Una semana atrás, Eduardo Duhalde describía indicios de anarquía. Hay, al menos, desafíos claros al Estado como los que se verifican en la Patagonia (últimamente en Mascardi) con ocupación de tierras y reivindicaciones autonómicas y que han disparado lateralmente una tensión entre la provincia de Río Negro y el Estado nacional.

En rigor, hay también ocupaciones de tierras en otras provincias, y muy notoriamente en el conurbano bonaerense. Tantas, que intendentes oficialistas y opositores le han reclamado definiciones al gobernador Axel Kicillof y piden que se cumpla la ley y se impidan esos actos. Sergio Massa, el presidente de la Cámara de Diputados, ha sostenido que “el Estado tiene que hacer cumplir la ley y, si hay gente tomando tierras lo que tiene que hacer es desalojar”: le ha reclamado a la ministra de Seguridad que actúe y pidió que si los ocupantes ilegales reciben subsidios del Estado, estos les sean retirados.

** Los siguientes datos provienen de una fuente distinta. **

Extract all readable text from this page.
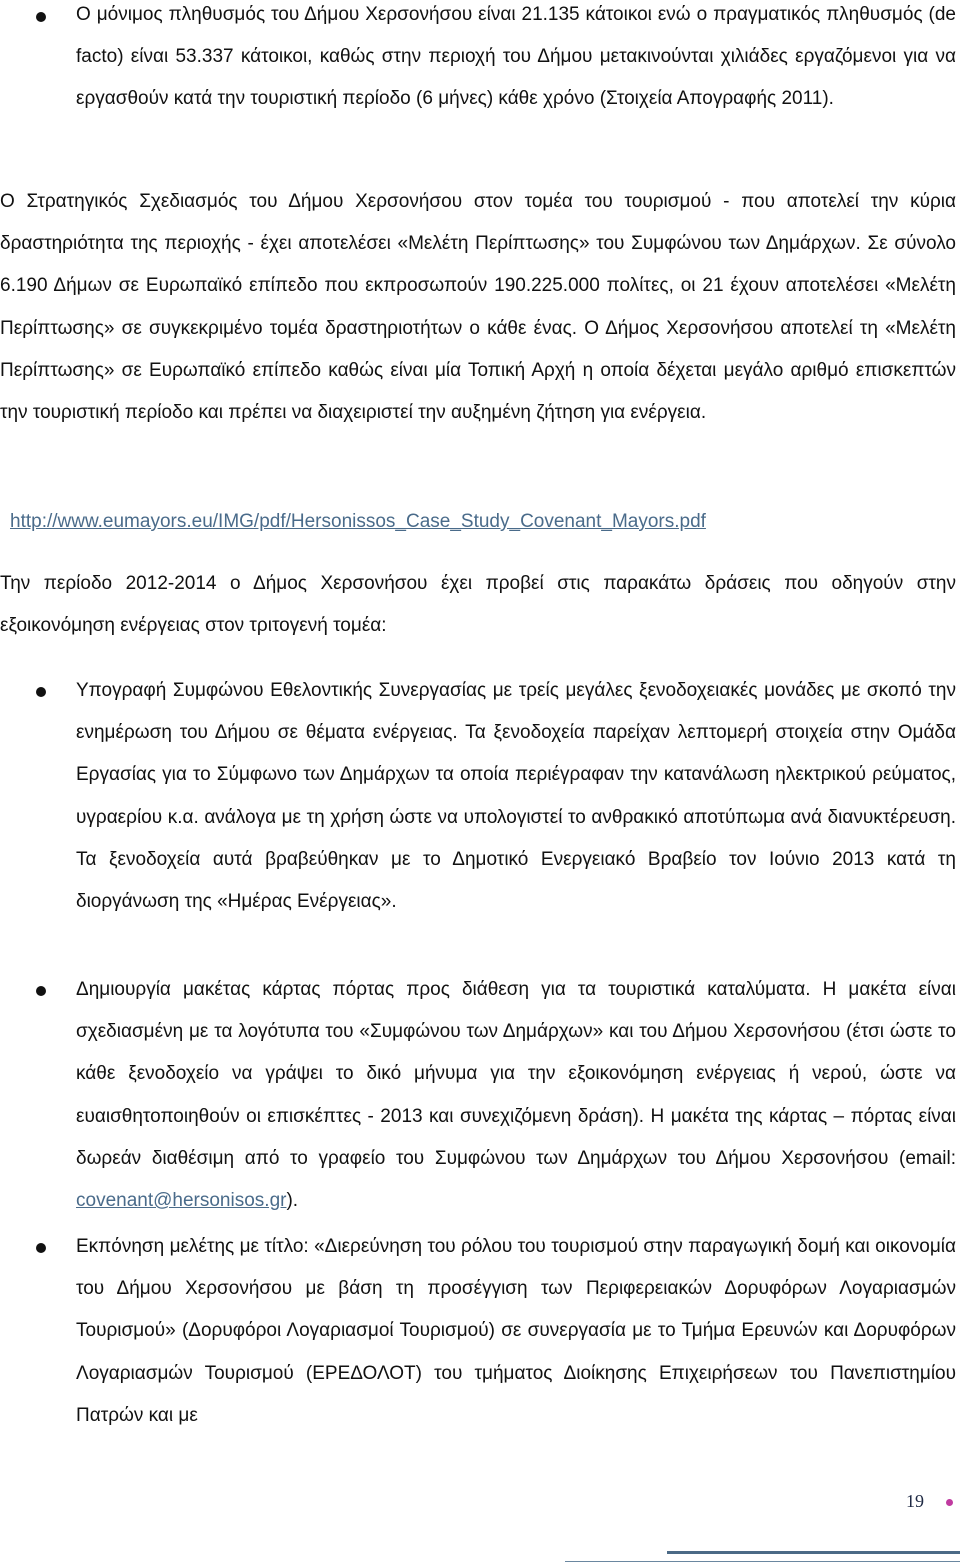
Ο μόνιμος πληθυσμός του Δήμου Χερσονήσου είναι 21.135 κάτοικοι ενώ ο πραγματικός πληθυσμός (de facto) είναι 53.337 κάτοικοι, καθώς στην περιοχή του Δήμου μετακινούνται χιλιάδες εργαζόμενοι για να εργασθούν κατά την τουριστική περίοδο (6 μήνες) κάθε χρόνο (Στοιχεία Απογραφής 2011).

Ο Στρατηγικός Σχεδιασμός του Δήμου Χερσονήσου στον τομέα του τουρισμού - που αποτελεί την κύρια δραστηριότητα της περιοχής - έχει αποτελέσει «Μελέτη Περίπτωσης» του Συμφώνου των Δημάρχων. Σε σύνολο 6.190 Δήμων σε Ευρωπαϊκό επίπεδο που εκπροσωπούν 190.225.000 πολίτες, οι 21 έχουν αποτελέσει «Μελέτη Περίπτωσης» σε συγκεκριμένο τομέα δραστηριοτήτων ο κάθε ένας. Ο Δήμος Χερσονήσου αποτελεί τη «Μελέτη Περίπτωσης» σε Ευρωπαϊκό επίπεδο καθώς είναι μία Τοπική Αρχή η οποία δέχεται μεγάλο αριθμό επισκεπτών την τουριστική περίοδο και πρέπει να διαχειριστεί την αυξημένη ζήτηση για ενέργεια.

http://www.eumayors.eu/IMG/pdf/Hersonissos_Case_Study_Covenant_Mayors.pdf

Την περίοδο 2012-2014 ο Δήμος Χερσονήσου έχει προβεί στις παρακάτω δράσεις που οδηγούν στην εξοικονόμηση ενέργειας στον τριτογενή τομέα:

Υπογραφή Συμφώνου Εθελοντικής Συνεργασίας με τρείς μεγάλες ξενοδοχειακές μονάδες με σκοπό την ενημέρωση του Δήμου σε θέματα ενέργειας. Τα ξενοδοχεία παρείχαν λεπτομερή στοιχεία στην Ομάδα Εργασίας για το Σύμφωνο των Δημάρχων τα οποία περιέγραφαν την κατανάλωση ηλεκτρικού ρεύματος, υγραερίου κ.α. ανάλογα με τη χρήση ώστε να υπολογιστεί το ανθρακικό αποτύπωμα ανά διανυκτέρευση. Τα ξενοδοχεία αυτά βραβεύθηκαν με το Δημοτικό Ενεργειακό Βραβείο τον Ιούνιο 2013 κατά τη διοργάνωση της «Ημέρας Ενέργειας».

Δημιουργία μακέτας κάρτας πόρτας προς διάθεση για τα τουριστικά καταλύματα. Η μακέτα είναι σχεδιασμένη με τα λογότυπα του «Συμφώνου των Δημάρχων» και του Δήμου Χερσονήσου (έτσι ώστε το κάθε ξενοδοχείο να γράψει το δικό μήνυμα για την εξοικονόμηση ενέργειας ή νερού, ώστε να ευαισθητοποιηθούν οι επισκέπτες - 2013 και συνεχιζόμενη δράση). Η μακέτα της κάρτας – πόρτας είναι δωρεάν διαθέσιμη από το γραφείο του Συμφώνου των Δημάρχων του Δήμου Χερσονήσου (email: covenant@hersonisos.gr).

Εκπόνηση μελέτης με τίτλο: «Διερεύνηση του ρόλου του τουρισμού στην παραγωγική δομή και οικονομία του Δήμου Χερσονήσου με βάση τη προσέγγιση των Περιφερειακών Δορυφόρων Λογαριασμών Τουρισμού» (Δορυφόροι Λογαριασμοί Τουρισμού) σε συνεργασία με το Τμήμα Ερευνών και Δορυφόρων Λογαριασμών Τουρισμού (ΕΡΕΔΟΛΟΤ) του τμήματος Διοίκησης Επιχειρήσεων του Πανεπιστημίου Πατρών και με

19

Esos reclamos han sido recibidos: tanto Kicillof como la ministra Frederic han admitido que las usurpaciones de tierras son actos contra la ley, sin por ello desmentir que se producen en un contexto de grave déficit habitacional. Se espera del Estado que defienda el orden legal y también que aliente el progreso social.

Convertido en expresión de un ala realista de la coalición de gobierno, Sergio Massa también parece observar signos inquietantes en el país, análogos a los que vio Duhalde (aunque este haya deducido precipitadamente riesgos improbables).

Para alejar los riesgos simétricos del hegemonismo y la disgregación, la situación reclama que se consolide el eje del poder legítimo sostenido en amplios consensos. Esos consensos y las coincidencias nacionales son prioridades tanto para el progreso como para el orden.